Walk into any furniture store in India and you will find two very different ideas of what a wooden bed should look like. On one side: the traditional wooden bed — heavy, ornate, high off the ground, carved headboard, dark polish. On the other: the modern wooden bed — low, clean, quiet, built around the wood itself rather than decoration applied on top of it.
Both are made from wood. Both can last a lifetime. But they come from entirely different design philosophies — and they create entirely different feelings in a room.
If you are trying to decide which to choose when you buy a wooden bed online, this comparison will help you think it through clearly.
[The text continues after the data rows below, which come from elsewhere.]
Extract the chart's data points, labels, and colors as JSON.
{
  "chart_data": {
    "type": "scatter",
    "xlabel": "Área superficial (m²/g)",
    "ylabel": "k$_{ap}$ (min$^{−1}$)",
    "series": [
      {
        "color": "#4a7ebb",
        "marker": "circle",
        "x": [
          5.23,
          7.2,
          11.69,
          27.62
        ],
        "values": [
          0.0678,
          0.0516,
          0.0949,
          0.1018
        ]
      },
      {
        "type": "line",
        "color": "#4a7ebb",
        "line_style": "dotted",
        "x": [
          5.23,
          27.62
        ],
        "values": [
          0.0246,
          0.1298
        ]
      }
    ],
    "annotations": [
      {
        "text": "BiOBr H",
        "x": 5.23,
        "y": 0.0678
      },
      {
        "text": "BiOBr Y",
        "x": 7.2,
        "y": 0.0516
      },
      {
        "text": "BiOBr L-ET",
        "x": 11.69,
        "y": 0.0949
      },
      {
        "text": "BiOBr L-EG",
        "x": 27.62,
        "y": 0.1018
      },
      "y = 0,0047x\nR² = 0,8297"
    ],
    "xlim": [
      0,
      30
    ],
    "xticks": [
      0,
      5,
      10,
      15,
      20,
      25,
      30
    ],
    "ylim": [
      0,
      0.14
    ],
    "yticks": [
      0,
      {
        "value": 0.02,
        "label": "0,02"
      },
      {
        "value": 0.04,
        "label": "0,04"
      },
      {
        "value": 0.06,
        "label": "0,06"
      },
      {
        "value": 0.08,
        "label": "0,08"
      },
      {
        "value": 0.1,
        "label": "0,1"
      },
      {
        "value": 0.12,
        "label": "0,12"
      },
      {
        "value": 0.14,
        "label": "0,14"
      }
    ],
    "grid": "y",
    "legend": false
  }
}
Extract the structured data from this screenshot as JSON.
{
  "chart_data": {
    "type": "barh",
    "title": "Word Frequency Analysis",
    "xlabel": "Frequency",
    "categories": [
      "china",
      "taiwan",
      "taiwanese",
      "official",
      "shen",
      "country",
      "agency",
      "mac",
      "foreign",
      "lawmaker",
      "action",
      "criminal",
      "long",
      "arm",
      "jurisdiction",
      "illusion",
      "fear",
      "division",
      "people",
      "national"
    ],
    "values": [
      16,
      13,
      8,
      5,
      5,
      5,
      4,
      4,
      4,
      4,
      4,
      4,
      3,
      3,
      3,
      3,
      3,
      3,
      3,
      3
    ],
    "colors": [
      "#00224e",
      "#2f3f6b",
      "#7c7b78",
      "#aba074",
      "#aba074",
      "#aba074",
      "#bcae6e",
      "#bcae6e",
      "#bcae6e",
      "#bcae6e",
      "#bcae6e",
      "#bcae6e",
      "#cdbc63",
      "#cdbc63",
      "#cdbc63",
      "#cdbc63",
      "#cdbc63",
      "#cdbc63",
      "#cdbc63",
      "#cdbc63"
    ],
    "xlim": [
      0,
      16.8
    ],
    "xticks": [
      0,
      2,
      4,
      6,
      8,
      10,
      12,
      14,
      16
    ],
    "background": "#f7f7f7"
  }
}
What Is a Traditional Wooden Bed?
The traditional Indian wooden bed — often made from sheesham or teak — is built around presence. High headboards, sometimes carved. Dark finishes, often lacquered. A platform height of 20 inches or more. Decorative detailing on the legs and frame.
It is furniture that announces itself. In a large, traditionally furnished room, it works beautifully. It carries a sense of permanence and formality that suits certain homes and certain aesthetics.
But in a modern Indian apartment — where rooms are smaller, ceilings are lower and the design language is moving toward calm and simplicity — a heavy, high traditional bed can make the room feel crowded and closed in.
What Is a Japandi Bed?
A Japandi bed comes from the design philosophy that blends Japanese minimalism with Scandinavian warmth. The result is furniture that is quiet, grounded and built around the honest beauty of natural materials.
A Japandi wooden bed frame typically sits low to the ground — between 12 and 18 inches. The lines are clean and undecorated. The wood is left to speak for itself: its grain, its warmth, its natural variation. There is no carving, no dark lacquer, no hardware on display. Just the material and the form.
In a room, a Japandi bed does something a traditional bed rarely does: it makes the space feel larger. The low profile draws the eye outward. The light wood tone reflects rather than absorbs. The absence of visual clutter lets the room breathe.
The Key Differences at a Glance
Height and Proportion
Traditional: High platform, often 20"+ from floor to top of mattress. Visually dominant, suits large rooms.
Japandi: Low profile, typically 14–18" total height. Visually recessive, suits rooms of all sizes — especially compact ones.
Wood and Finish
Traditional: Often sheesham or teak with a dark polish or lacquer finish. Rich and formal.
Japandi: Often pinewood, oak or ash with a natural or light matte finish. Warm and understated.
Joinery and Construction
Traditional: Typically bolt-and-screw assembly with decorative hardware visible on the frame.
Japandi: Minimal or screwless joinery — the construction is part of the design, not hidden behind decoration.
Design Language
Traditional: Ornate, carved, detailed. The bed is the centrepiece of the room.
Modern wooden bed (Japandi): Clean, undecorated, intentional. The bed anchors the room without dominating it.
Longevity of Style
Traditional: Timeless within its own aesthetic — but difficult to pair with contemporary interiors.
Japandi: Genuinely timeless — works with minimalist, Scandinavian, wabi-sabi, contemporary and even transitional interiors.
Which One Is Right for Your Bedroom?
Choose a traditional wooden bed if your home has large rooms, high ceilings and a classically furnished aesthetic — and if you want furniture that makes a bold, formal statement.
Choose a Japandi bed if you want a bedroom that feels calm, open and considered. If your room is compact. If you are drawn to natural materials and clean lines. If you want a modern wooden bed that will still feel relevant in ten years — and will work with almost any interior direction you take in the future.
For most contemporary Indian homes, the Japandi approach is simply the smarter long-term investment.
The Poka Bed: A Modern Wooden Bed Built for the Long Term
The Poka Bed by A Good Life is our answer to the question of what a Japandi bed should feel like in an Indian home.
Named after poka poka (ポカポカ) — the Japanese word for gentle, enveloping warmth — it is handcrafted from solid Canadian pinewood with a screwless joinery system and a low, grounded silhouette that makes any bedroom feel more open and more settled.
What Makes It Different
- Solid Canadian pinewood — no MDF, no veneers, no shortcuts
- Screwless joinery — interlocking panels, no visible hardware, no wobble over time
- 15.5" height — low and grounded, opens up the room visually
- Natural matte finish — the grain is the design
- Hand-made — slight natural variation in texture and tone is expected and intentional
Sizes and Pricing
- King: 78" (L) × 81" (W) × 15.5" (H) — fits a 75" × 72" mattress — ₹98,490
- Queen: 78" (L) × 72" (W) × 15.5" (H) — fits a 72" × 66" mattress — ₹98,490
- Custom sizes available — write to hello@agoodlife.in
Ships flat-packed across India within 2 weeks.
A Final Thought
The best wooden bed frame is not the most expensive one or the most decorated one. It is the one that makes your bedroom feel the way you want to feel when you walk into it.
If that feeling is calm, warm and quietly considered — a modern wooden bed in the Japandi tradition is where to start.